What is in a “Franchise Agreement”?
A franchise agreement is a contract between a franchisor and a franchisee. It formalises and details the terms of the legal relationship between the parties.
Key elements of a franchise agreement:
Fees: The initial franchise fee and royalties paid regularly to the franchisor.
Franchise site: The franchise’s location will be specified and there may be an exclusivity provision preventing another franchise from operating within a particular geographic limit of the franchise and also restricting the franchisee from operating outside of that area.
Restraint period: A franchisee will often be restricted from opening a competing business for a certain amount of time following the end of the franchise agreement.
Supply requirements/restrictions: The agreement may place requirements on where the franchisee can source supplies. These restrictions may make supplies more expensive and should be taken into account when assessing the profitability of the franchise.
Operation of the franchise: Specific terms on how the franchise is to be run in terms of the services or goods supplied, the operation of the franchise and pricing.
Franchisor’s and franchisee’s rights and obligations: These provisions will be very particular to the specific franchise agreement.

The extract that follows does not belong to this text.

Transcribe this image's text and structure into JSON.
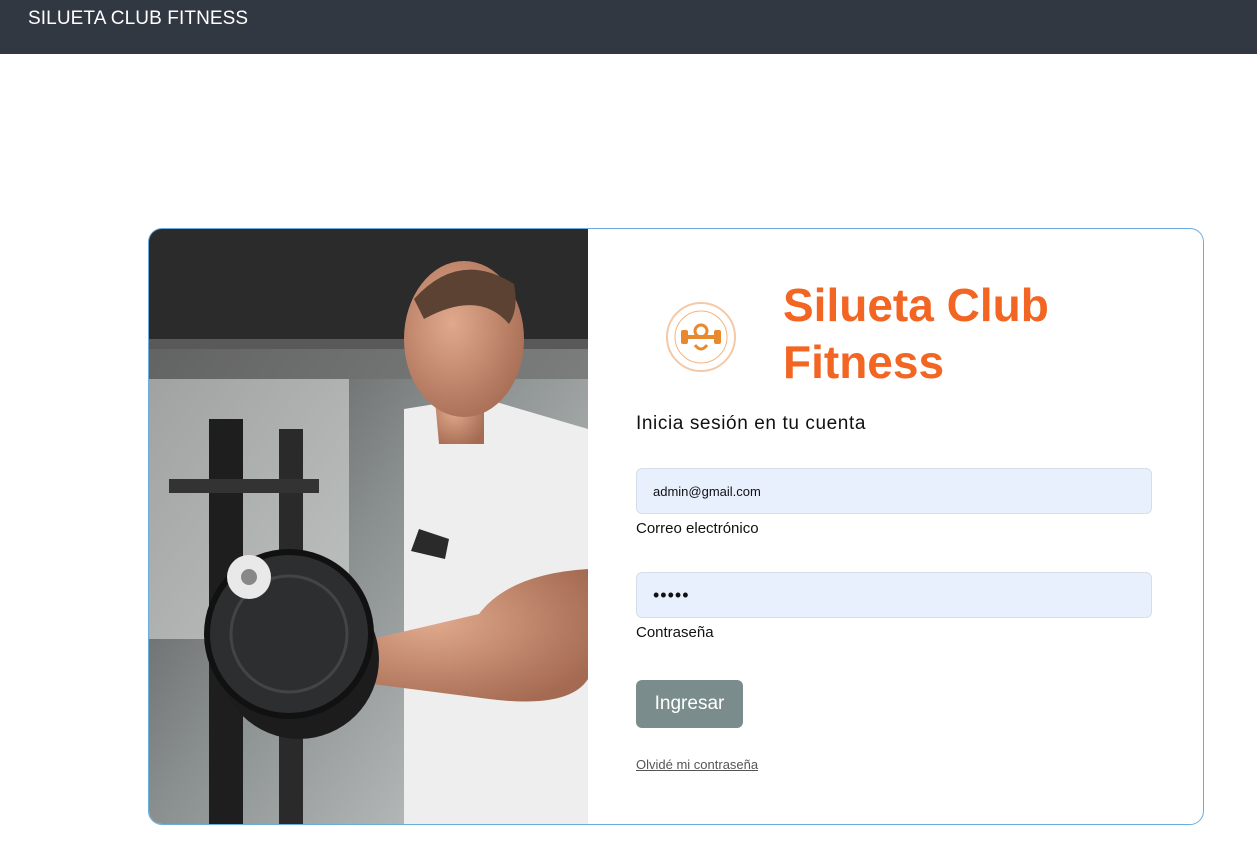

Below are some examples of what could be included:
- The franchisor is generally obliged to provide training and ongoing support to the franchisee.
- The franchisor may detail certain expectations, such as a performance criteria, for the franchise.
- The franchisor may include a right to audit the franchise.
- The franchisee may be obliged to keep particular records which the franchisor can review.
- The franchisee may be obliged to have certain insurance.
Marketing plan: The agreement will detail a marketing plan. This could include a marketing expenditure requirement that the franchisee must reach on a regular basis. The franchisor may establish a marketing fund and the agreement would detail how these funds are contributed to and used.
Intellectual property rights: This will detail the franchisor’s ownership of the business’ intellectual property, such as the business name and logo. It will outline the franchisee’s ability to use this intellectual property.
Confidential information: The franchisor may specify that certain information about the business must be kept confidential and this may be ongoing when the agreement ends.
Legal obligations: The agreement will likely detail the parties legal obligations (and associated costs) arising out of the operation of the franchise. For example, the franchisee’s legal obligations to any employees who are hired.
Dispute resolution process: The Franchising Code details a dispute resolution procedure which the Agreement will generally refer to. Under the Code, the Agreement cannot require mediation to be brought outside of Australia.
Term and end of agreement procedures: This section will state the term (duration) of the agreement and the processes and fees for terminating, renewing or extending the agreement. It may detail terms for selling the franchise and any assignment fee consequently owed to the franchisor.
Franchise agreements include critical legal rights and obligations which can impact the strength and success of the franchisor/franchisee relationship. The obligations can also be ongoing (such as restraints) even after the agreement ends. It is important the agreement is read together with the Information Statement, Disclosure Document, Franchising Code of Conduct (discussed here) to fully understand both the franchisor’s and franchisee’s obligations.